An Empirical Investigation of Practical Log Anomaly Detection for Online Service Systems.
Nengwen Zhao,Honglin Wang,Zeyan Li,Xiao Peng,Gang Wang,Zhu Pan,Yong Wu,Zhen Feng,Xidao Wen,Wenchi Zhang,Kaixin Sui,Dan Pei
DOI: https://doi.org/10.1145/3468264.3473933
2021-01-01
Abstract:Log data is an essential and valuable resource of online service systems, which records detailed information of system running status and user behavior. Log anomaly detection is vital for service reliability engineering, which has been extensively studied. However, we find that existing approaches suffer from several limitations when deploying them into practice, including 1) inability to deal with various logs and complex log abnormal patterns; 2) poor interpretability; 3) lack of domain knowledge.
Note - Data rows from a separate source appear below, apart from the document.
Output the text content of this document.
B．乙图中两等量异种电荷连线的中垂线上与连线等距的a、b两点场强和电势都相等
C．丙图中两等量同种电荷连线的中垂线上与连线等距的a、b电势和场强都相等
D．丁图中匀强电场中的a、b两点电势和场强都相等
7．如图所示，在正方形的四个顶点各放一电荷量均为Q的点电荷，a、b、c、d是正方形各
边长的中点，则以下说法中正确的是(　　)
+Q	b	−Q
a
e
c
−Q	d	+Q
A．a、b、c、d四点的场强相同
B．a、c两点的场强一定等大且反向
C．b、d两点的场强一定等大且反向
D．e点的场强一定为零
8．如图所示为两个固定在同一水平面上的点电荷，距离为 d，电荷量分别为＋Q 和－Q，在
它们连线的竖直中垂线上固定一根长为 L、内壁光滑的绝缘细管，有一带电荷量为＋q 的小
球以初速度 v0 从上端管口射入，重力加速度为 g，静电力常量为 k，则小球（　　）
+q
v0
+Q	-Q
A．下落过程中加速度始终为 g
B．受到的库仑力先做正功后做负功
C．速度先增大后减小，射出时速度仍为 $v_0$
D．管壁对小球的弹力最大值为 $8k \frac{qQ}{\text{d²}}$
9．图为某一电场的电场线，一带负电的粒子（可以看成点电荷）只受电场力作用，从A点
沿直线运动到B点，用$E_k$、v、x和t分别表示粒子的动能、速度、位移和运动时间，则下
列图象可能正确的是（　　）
To help understand these practical challenges and investigate the practical performance of existing work quantitatively, we conduct the first empirical study and an experimental study based on large-scale real-world data. We find that logs with rich information indeed exhibit diverse abnormal patterns (e.g., keywords, template count, template sequence, variable value, and variable distribution). However, existing approaches fail to tackle such complex abnormal patterns, producing unsatisfactory performance. Motivated by obtained findings, we propose a generic log anomaly detection system named LogAD based on ensemble learning, which integrates multiple anomaly detection approaches and domain knowledge, so as to handle complex situations in practice. About the effectiveness of LogAD, the average F1-score achieves 0.83, outperforming all baselines. Besides, we also share some success cases and lessons learned during our study. To our best knowledge, we are the first to investigate practical log anomaly detection in the real world deeply. Our work is helpful for practitioners and researchers to apply log anomaly detection to practice to enhance service reliability.